Wakil Ketua MPR RI dari Partai Demokrat Edhie Baskoro Yudhoyono/Ist
Era sekarang tidak mudah menjadi penulis karena banyak tantangan dan kendala yang dihadapi, mulai dari plagiarisme hingga royalti.
Hal ini disampaikan Wakil Ketua MPR RI dari Partai Demokrat Edhie Baskoro Yudhoyono (Ibas) dalam audiensi dengan penulis perempuan muda Indonesia dengan topik “Ibu Punya Mimpi, Perempuan Berkisah: Penulis Indonesia Mendunia Tak Terbatas” di Gedung MPR RI, pada Rabu 12 Maret 2025.
"Apalagi di era digital saat ini. Pertama, rendahnya tingkat literasi Indonesia. Menurut peringkat UNESCO tahun 2021, Indonesia berada di peringkat 100 dari 208 negara,” kata Ibas dikutip Kamis 13 Maret 2025.
Ibas turut menyoroti isu plagiarisme, royalti, hingga hibah literasi dan ketersedian ragam buku bacaan.
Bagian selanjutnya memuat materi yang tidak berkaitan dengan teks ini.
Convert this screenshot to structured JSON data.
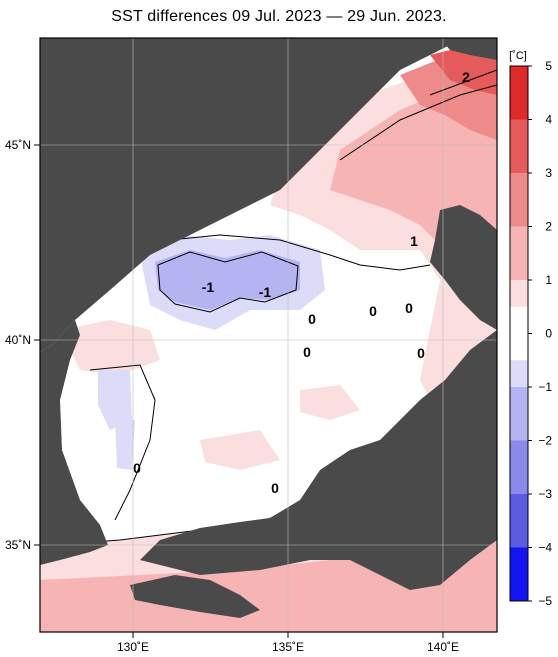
{
  "title": "SST differences 09 Jul. 2023 — 29 Jun. 2023.",
  "colors": {
    "land": "#4a4a4a",
    "zero": "#ffffff",
    "pos1": "#fbdede",
    "pos2": "#f6b4b4",
    "pos3": "#ef8a8a",
    "pos4": "#e55a5a",
    "pos5": "#de2a2a",
    "neg1": "#dcdcf8",
    "neg2": "#b4b4f2",
    "neg3": "#8a8aea",
    "neg4": "#5c5ce2",
    "neg5": "#1414f0",
    "grid": "#bdbdbd"
  },
  "map": {
    "lon_labels": [
      "130˚E",
      "135˚E",
      "140˚E"
    ],
    "lat_labels": [
      "45˚N",
      "40˚N",
      "35˚N"
    ],
    "contour_labels": [
      "2",
      "1",
      "-1",
      "-1",
      "0",
      "0",
      "0",
      "0",
      "0",
      "0",
      "0"
    ]
  },
  "colorbar": {
    "unit": "[˚C]",
    "ticks": [
      "5",
      "4",
      "3",
      "2",
      "1",
      "0",
      "−1",
      "−2",
      "−3",
      "−4",
      "−5"
    ]
  }
}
“Ini menunjukan kurangnya minat baca yang berdampak pada lemahnya apresiasi karya tulis. Tidak hanya berbicara yang ada di Jakarta dan di kota-kota besar, tetapi di seluruh pelosok Tanah Air,” kata Ibas.
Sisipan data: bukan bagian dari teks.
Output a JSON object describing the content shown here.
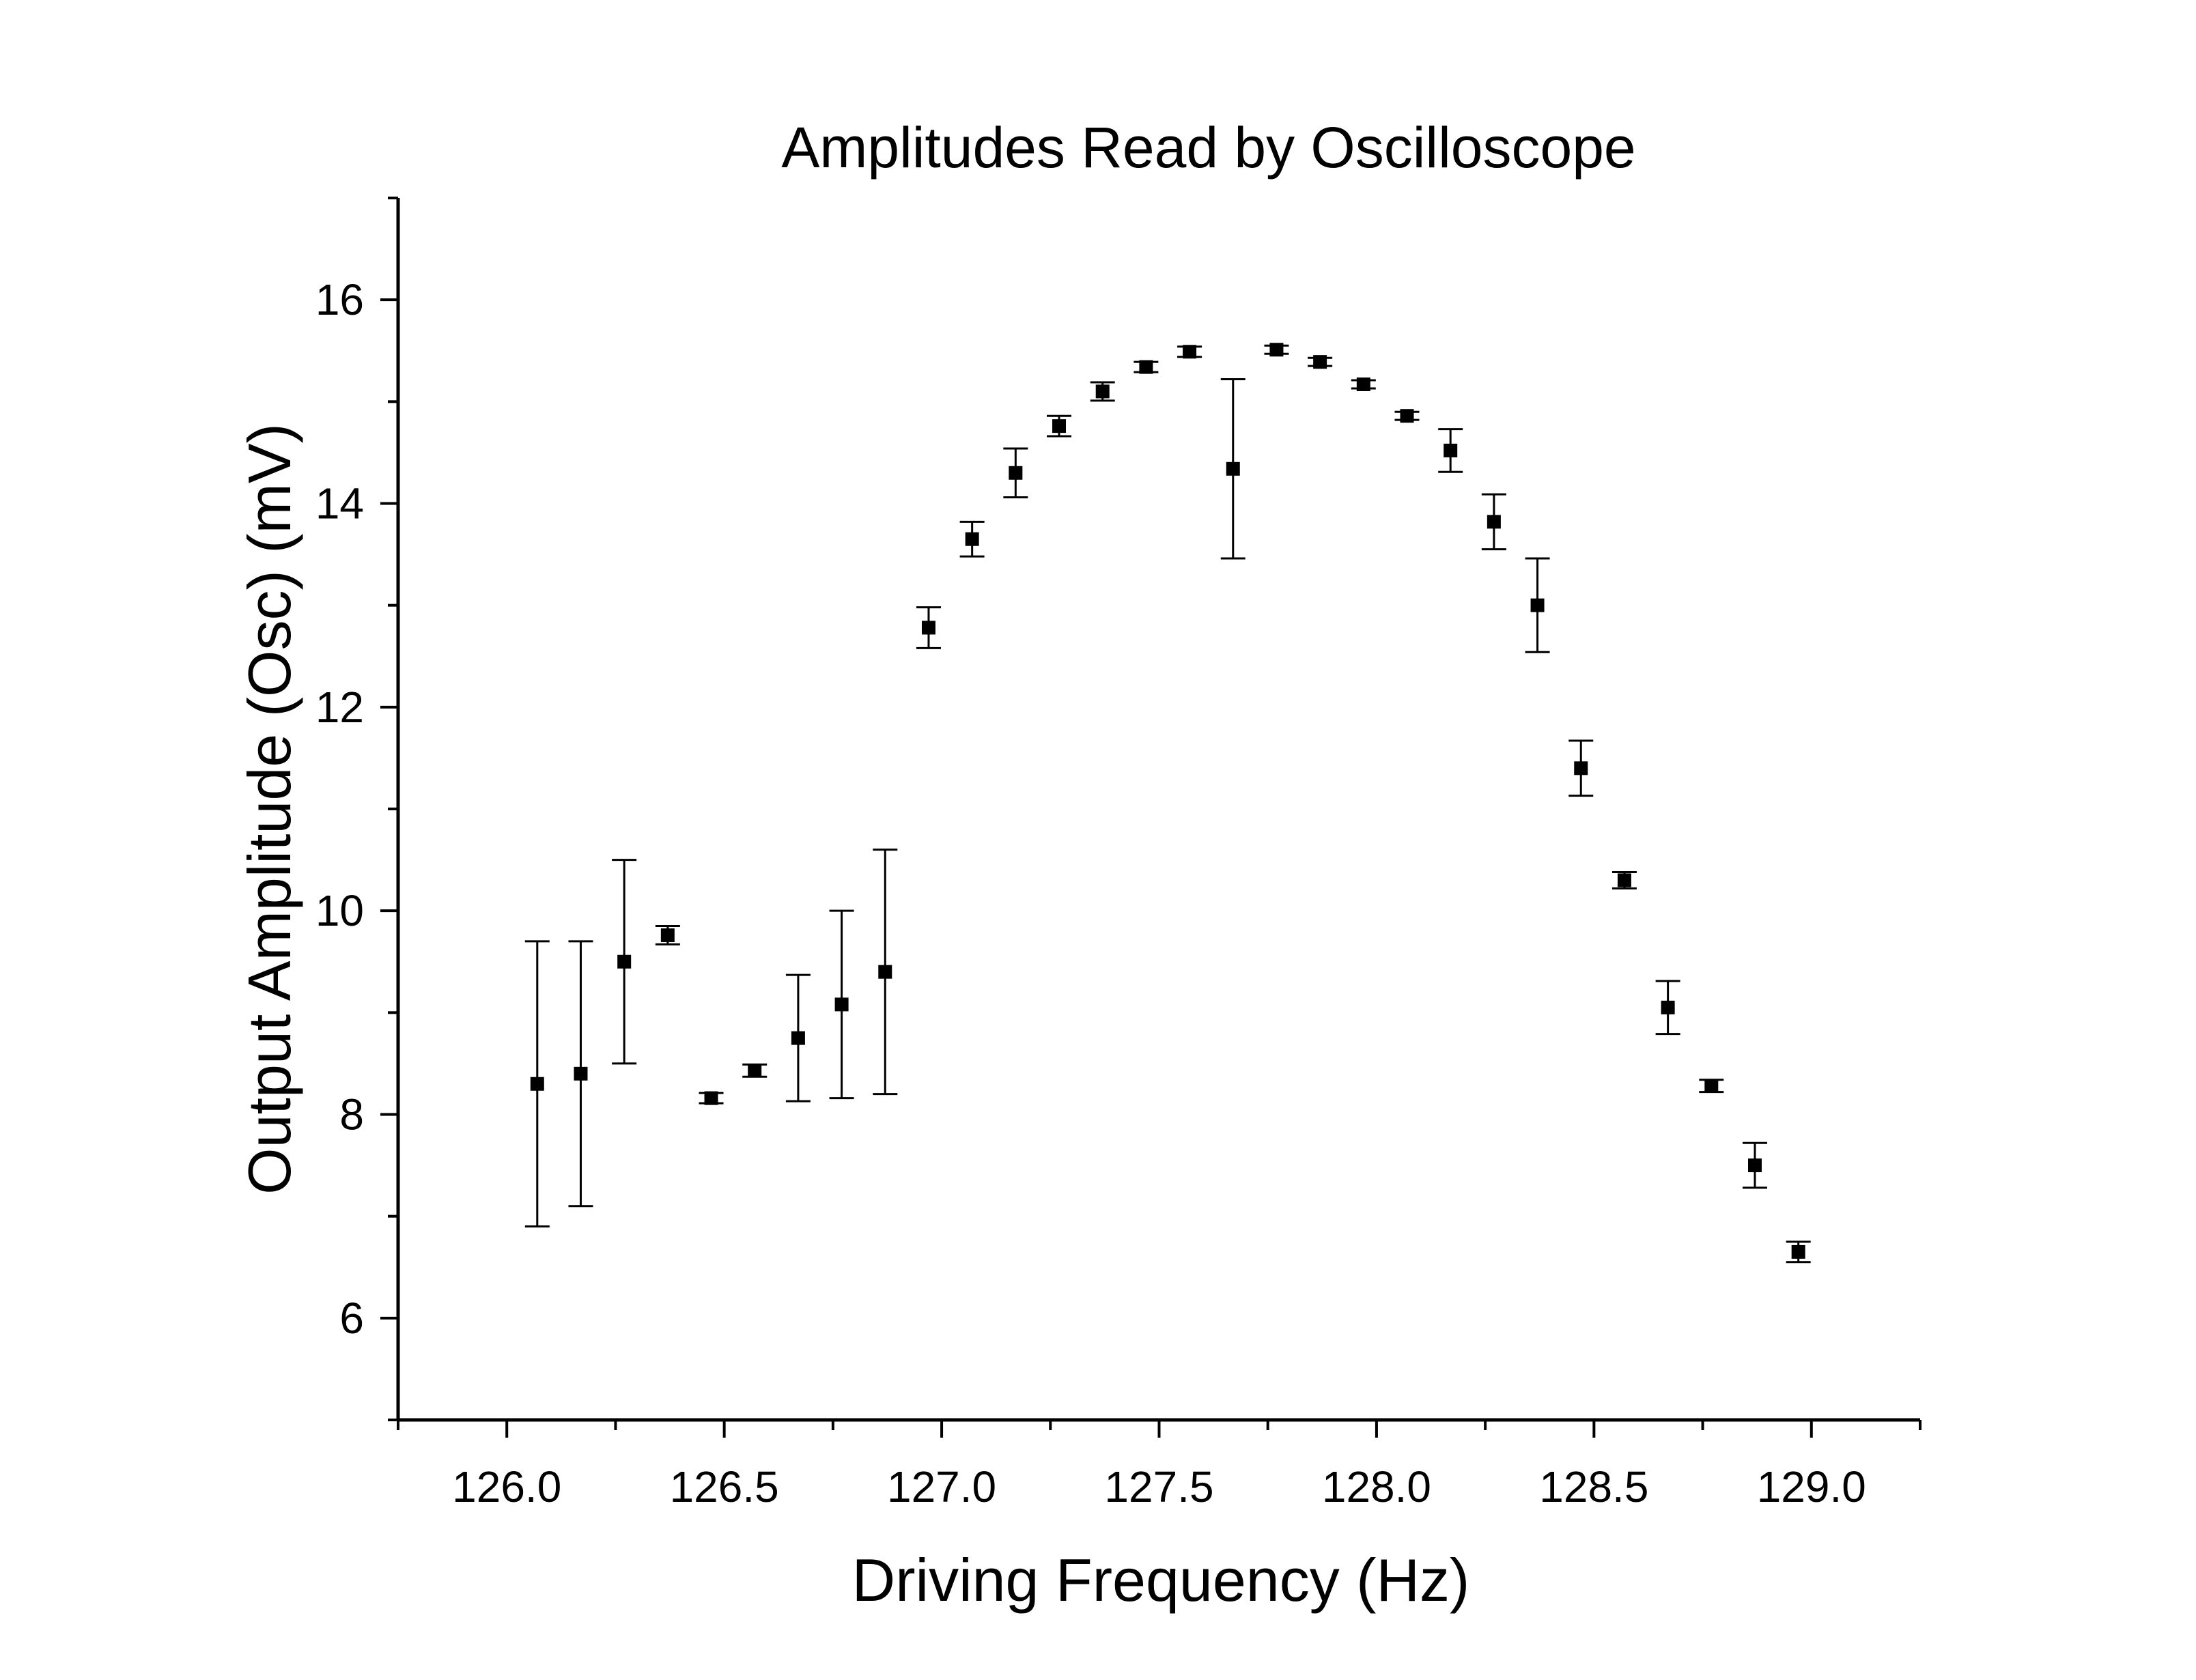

Tak hanya itu, menurut Ibas, teknologi yang dapat mempermudah akses namun juga bisa menjadi distraksi digital media sosisal, terkadang menjadi penghambat fokus menulis dan membaca.
Belum lagi kendala lainnya, yaitu plagiarisme yang merugikan.
“Plagiarisme, pembajakan buku masih cukup marak. Merugikan penulis yang bergantung pada royalti. Hak cipta kerap diabaikan dan mengancam kesejahteraan para penulis," kata Ibas.
Akibatnya, lanjut Ibas, penulis pemula akan kesulitan mengembangkan keahliannya dalam menulis.
“Jadi tidak hanya di dunia musik, tapi di dunia cipta karya buku ini juga masih perlu kita dengar, kita carikan solusi terbaiknya, dan kita pikirkan bagaimana yang menguntungkan untuk semua pihak,” kata Ibas.
Ibas kemudian memaparkan UU 28 Tahun 2014 yang memberikan kepastian hukum. Termasuk insetif pajak final 0,5 persen untuk penghasilan di bawah Rp500 juta per tahun.
“Kalau pajaknya terlalu tinggi, terlalu mahal, membuat motivasi dari para penulis itu terdegradasi (menurun),” kata Ibas.